This legislation simplifies the law regarding open meetings and open records by eliminating ambiguities and incorporating judicial interpretations of the law. This legislation clarifies the definition of a “meeting” and requires that all final votes be taken in an open session. If an action is taken during an illegal meeting, a suit to void that action may be brought within six months. The use of meetings by telephone for local governments is limited. Likewise, this legislation defines an “executive session” as a portion of meetings lawfully closed to the public.
Under the open records provisions, data and data fields are now considered to be “records.” An agency may designate an open records officer to whom requests should be directed. Fees for copying records are reduced from $.25 per page to $.10 per page.
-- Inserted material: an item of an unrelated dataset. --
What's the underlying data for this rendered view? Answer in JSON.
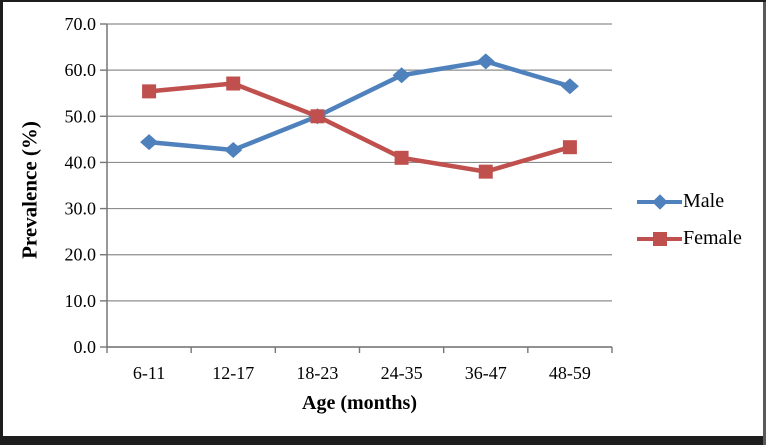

Requests for records may be oral or written, but only written requests are subject to criminal and civil enforcement proceedings and penalties.
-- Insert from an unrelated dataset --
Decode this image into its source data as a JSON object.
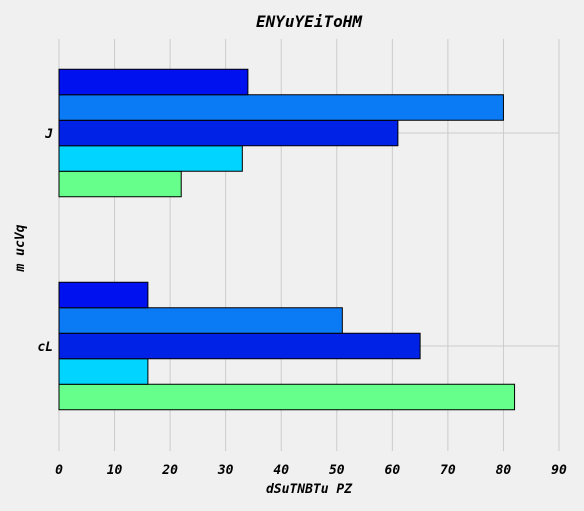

The exemptions from disclosure are clarified. The time period during which records related to the hiring of a president of a unit of the University System of Georgia must be available to the public is shortened from 14 days to 5 days. The attorney-client privilege and work product is broadened. New exemptions include records pertaining to the rating plans or proprietary information used to administer liability insurance or self-insurance to any agency, as well as Department of Economic Development documents pertaining to economic development projects. The economic development projects are exempt only until the project is secured by a binding commitment. Finally, records related to a training program, disclosing an economic development project prior to a binding commitment having been secured, are exempt.
Civil and criminal penalties are imposed for violations of the open meetings and open records acts.